We're now trying to reproduce this problem with a small fragment of code so we can ask Sun.
If you know what's causing it, please let us know. We're open to ideas and we are clueless, any idea is welcome :)
Thanks for your time.
Thanks to everybody for helping out.
Eventually we upgraded (only half of the java servers,) to JDK 1.6 and the problem disappeared. Just don't use :)
We managed to reproduce these problems by just accessing null pointers (boosts SYS instead of US, and kills the entire linux.)
Again, thanks to everyone.
If you're certain that GC is the problem (and it does sound like it based on your description), then adding the -XX:+HeapDumpOnOutOfMemoryError flag to your JBoss settings might help (in JBOSS_HOME/bin/run.conf).
You can read more about this flag here. It was originally added in Java 6, but was later back-ported to Java 1.5.0_07.
Basically, you will get a "dump file" if an OutOfMemoryError occurs, which you can then open in various profiling tools. We've had good luck with the Eclipse Memory Analyzer.
This won't give you any "free" answers, but if you truly have a memory leak, then this will help you find it.
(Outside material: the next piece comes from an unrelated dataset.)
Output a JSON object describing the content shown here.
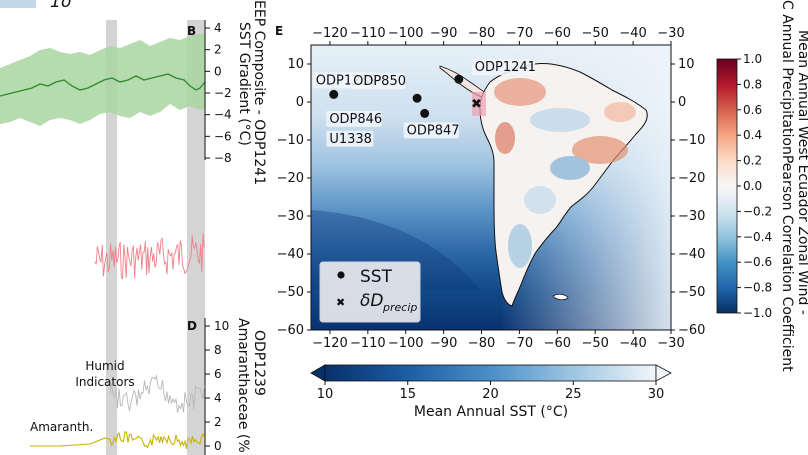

Have you tried profiling applications. There are some good profiling applications that can run on production servers. Those should give you if GC is running into trouble and with which objects
I had a similar issue with JBoss (JBoss 4, Linux 2.6) last year. I think in the end it did turn out to be related to an application bug, but it was definitely very hard to figure out. I would keep trying to send a 'kill -3' to the process, to get some kind of stack trace and figure out what is blocking. Maybe add logging statements to see if you can figure out what is setting it off. You can use 'lsof' to figure out what files it has open; this will tell you if there is a leak of some resource other than memory.
Also, why are you running JBoss with -client instead of -server? (Not that I think it will help in this case, just a general question).
You could try adding the command line option -verbose:gc which should print GC and heap sizes out to stdout. pipe stdout to a file and see if the high cpu times line up with a major gc.
I remember having similar issues with JBoss on Windows. Periodically the cpu would go 100%, and the Windows reported mem usage would suddenly drop down to like 2.5 MB, much smaller than possible to run JBoss, and after a few seconds build itself back up. As if the entire server came down and restarted itself. I eventually tracked my issue down to a prepared statement cache never expiring in Apache Commons.
If it does seem to be a memory issue, then you can start taking periodic heap dumps and comparing the two, or use something like JProbe Memory profiler to track everything.